Autonomous or Umbilical. Much more interesting than the air lock, though, was Leonov's space suit. One Russian commentator called it "autonomous," which means that it is independent of the spaceship except for a simple tether. The pictures do show cylinders on Leonov's back that probably held oxygen, but the cable attaching him to the spaceship was thick enough to contain a good-sized oxygen tube. It may be an umbilical cord supplying oxygen from the spaceship's tanks, besides carrying wires for communication and telemetering. The tube could also carry away carbon dioxide from Leonov's breathing, water vapor from his perspiration and excess heat. The oxygen cylinders on his back may have been for emergency use.
Whether autonomous or not, the suit was well-insulated and covered with a white material to reflect all possible sunlight, for maintaining tolerable temperatures is one of the major problems in the design of space suits. Because sunlight in space is twice as strong as at the bottom of the atmosphere, and contains ultraviolet rays that quickly weaken many materials, the outer layer of a space suit must not only ward off light and heal, but must be proof against ultraviolet.
Almost as dangerous as radiant heat is the fearful cold of space, which strikes wherever an object is shadowed from the sun.
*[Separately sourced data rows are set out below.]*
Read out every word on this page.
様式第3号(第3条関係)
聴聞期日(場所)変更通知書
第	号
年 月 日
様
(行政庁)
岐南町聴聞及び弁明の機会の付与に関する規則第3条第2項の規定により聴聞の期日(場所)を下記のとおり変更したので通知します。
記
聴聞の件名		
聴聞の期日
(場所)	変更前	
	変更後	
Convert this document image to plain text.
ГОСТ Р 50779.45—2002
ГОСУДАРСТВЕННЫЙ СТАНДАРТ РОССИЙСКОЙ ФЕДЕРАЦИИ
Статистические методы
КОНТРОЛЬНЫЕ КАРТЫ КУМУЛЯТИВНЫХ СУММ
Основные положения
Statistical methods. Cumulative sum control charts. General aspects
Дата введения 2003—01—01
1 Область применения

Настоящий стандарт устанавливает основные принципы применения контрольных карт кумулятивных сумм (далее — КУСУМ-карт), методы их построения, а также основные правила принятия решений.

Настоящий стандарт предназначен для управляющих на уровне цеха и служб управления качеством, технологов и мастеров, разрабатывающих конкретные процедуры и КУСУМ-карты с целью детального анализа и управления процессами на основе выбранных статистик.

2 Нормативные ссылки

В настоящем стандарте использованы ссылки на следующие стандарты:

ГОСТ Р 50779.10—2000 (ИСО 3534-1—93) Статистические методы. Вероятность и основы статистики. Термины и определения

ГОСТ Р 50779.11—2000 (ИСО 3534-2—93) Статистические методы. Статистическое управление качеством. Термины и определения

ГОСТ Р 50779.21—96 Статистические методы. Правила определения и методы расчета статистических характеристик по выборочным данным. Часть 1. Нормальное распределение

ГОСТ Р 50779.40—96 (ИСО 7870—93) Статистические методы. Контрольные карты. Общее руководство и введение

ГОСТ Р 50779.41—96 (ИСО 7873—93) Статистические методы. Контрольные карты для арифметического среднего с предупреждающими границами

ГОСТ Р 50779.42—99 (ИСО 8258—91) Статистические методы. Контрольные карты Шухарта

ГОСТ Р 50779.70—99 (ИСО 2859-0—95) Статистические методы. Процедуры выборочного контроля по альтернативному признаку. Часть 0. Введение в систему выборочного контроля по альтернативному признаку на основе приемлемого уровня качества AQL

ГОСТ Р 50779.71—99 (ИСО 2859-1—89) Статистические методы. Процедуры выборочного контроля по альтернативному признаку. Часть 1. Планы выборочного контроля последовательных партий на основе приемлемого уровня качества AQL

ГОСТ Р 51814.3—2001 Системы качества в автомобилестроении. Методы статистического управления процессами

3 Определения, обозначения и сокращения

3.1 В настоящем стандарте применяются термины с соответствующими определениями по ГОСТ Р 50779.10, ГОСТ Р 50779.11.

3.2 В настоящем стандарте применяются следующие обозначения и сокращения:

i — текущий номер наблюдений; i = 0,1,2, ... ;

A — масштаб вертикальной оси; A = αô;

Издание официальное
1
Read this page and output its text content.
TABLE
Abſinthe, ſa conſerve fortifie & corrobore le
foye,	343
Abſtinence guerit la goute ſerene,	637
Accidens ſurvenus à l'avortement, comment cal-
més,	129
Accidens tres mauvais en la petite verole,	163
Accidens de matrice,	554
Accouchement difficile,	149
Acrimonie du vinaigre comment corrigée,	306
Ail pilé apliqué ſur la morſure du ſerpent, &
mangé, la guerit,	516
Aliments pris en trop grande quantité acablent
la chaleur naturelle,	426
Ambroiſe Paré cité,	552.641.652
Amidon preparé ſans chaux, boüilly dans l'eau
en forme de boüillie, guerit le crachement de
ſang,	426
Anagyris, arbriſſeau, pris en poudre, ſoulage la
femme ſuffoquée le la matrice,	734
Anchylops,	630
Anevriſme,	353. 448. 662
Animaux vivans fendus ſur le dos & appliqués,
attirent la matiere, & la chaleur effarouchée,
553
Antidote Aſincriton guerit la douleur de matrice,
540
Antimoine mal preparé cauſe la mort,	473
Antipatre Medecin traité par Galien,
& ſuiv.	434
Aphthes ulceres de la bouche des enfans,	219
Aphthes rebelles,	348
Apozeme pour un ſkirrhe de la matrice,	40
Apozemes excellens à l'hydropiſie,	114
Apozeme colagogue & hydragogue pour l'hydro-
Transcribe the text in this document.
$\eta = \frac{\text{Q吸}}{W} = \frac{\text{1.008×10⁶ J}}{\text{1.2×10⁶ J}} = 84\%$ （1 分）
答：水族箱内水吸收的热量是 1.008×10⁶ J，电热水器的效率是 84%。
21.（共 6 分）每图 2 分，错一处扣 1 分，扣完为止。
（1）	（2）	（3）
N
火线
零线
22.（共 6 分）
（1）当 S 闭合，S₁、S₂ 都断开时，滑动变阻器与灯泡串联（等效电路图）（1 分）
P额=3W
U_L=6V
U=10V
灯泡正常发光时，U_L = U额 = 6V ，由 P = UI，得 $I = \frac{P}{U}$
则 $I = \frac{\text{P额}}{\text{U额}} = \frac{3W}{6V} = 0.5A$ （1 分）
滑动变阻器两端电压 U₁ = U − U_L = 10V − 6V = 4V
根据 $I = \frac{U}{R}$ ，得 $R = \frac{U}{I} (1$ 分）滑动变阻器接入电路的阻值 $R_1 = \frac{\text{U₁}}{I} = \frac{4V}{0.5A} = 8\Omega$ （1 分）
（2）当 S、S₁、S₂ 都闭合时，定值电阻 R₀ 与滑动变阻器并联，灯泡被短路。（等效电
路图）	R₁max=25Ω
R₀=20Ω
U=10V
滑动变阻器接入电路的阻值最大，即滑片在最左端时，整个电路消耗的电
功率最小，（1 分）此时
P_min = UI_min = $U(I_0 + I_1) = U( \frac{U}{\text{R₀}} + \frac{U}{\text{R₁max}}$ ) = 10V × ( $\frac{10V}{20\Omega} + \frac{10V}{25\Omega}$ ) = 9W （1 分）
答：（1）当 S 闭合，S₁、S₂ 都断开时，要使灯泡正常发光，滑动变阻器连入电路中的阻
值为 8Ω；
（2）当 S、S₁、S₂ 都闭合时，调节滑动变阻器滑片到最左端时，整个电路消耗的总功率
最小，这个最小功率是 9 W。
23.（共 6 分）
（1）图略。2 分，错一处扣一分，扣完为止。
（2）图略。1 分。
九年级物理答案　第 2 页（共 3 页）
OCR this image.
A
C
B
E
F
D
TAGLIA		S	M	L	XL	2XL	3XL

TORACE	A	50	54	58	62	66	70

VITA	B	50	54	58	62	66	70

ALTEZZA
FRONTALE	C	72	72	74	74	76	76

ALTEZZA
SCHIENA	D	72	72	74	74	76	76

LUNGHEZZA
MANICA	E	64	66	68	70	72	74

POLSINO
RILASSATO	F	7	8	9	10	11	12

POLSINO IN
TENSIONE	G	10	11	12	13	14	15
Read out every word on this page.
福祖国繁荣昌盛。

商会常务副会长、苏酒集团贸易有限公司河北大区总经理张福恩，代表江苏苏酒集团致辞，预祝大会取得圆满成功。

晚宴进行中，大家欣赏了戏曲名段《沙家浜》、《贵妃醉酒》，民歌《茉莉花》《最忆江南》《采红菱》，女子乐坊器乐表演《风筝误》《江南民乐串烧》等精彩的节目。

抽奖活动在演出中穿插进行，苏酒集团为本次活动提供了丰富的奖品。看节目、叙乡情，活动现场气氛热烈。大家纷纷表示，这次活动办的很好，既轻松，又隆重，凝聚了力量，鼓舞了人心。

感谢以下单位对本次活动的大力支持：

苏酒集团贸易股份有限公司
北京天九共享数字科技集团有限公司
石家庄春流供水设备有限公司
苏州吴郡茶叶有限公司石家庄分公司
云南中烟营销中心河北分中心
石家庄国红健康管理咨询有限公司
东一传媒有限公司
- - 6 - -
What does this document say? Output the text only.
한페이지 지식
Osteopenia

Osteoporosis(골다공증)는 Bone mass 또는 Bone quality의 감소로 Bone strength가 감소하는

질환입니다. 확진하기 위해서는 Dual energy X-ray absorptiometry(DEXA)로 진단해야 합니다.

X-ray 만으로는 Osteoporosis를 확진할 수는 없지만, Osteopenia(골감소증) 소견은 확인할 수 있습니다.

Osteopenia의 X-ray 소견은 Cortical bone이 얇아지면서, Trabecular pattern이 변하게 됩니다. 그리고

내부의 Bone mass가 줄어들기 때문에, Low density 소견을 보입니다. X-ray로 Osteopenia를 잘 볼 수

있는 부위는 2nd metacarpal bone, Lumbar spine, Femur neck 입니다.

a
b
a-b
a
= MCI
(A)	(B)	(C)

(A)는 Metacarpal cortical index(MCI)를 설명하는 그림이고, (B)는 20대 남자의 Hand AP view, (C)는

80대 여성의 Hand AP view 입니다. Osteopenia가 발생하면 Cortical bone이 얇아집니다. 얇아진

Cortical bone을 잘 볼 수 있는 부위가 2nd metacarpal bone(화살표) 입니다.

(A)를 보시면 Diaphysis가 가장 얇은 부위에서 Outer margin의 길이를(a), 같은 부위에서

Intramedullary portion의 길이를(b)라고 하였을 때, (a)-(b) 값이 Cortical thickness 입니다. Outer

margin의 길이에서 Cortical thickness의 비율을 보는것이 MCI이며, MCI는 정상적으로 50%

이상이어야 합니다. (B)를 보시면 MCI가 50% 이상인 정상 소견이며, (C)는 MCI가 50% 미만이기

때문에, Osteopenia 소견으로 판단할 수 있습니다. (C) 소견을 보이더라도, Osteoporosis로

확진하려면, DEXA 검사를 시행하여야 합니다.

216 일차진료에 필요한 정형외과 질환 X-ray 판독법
If an astronaut stays long out of sunlight, as may be necessary on future space missions, his body heat will tend to leak away. Thus the outer layer must be made of material that does not radiate too much heat. The Russians have not told what they use for a space-suit coating, only that it is white.
Another serious space-suit problem is flexibility. Contrast between the pressure inside and the vacuum outside tends to make the suit as tight as a drumhead. To move at all, arms and legs must be fitted with accordion-like joints. To judge by his motions, Leonov could move his arms fairly freely, but his legs and torso seemed stiff and straight most of the time.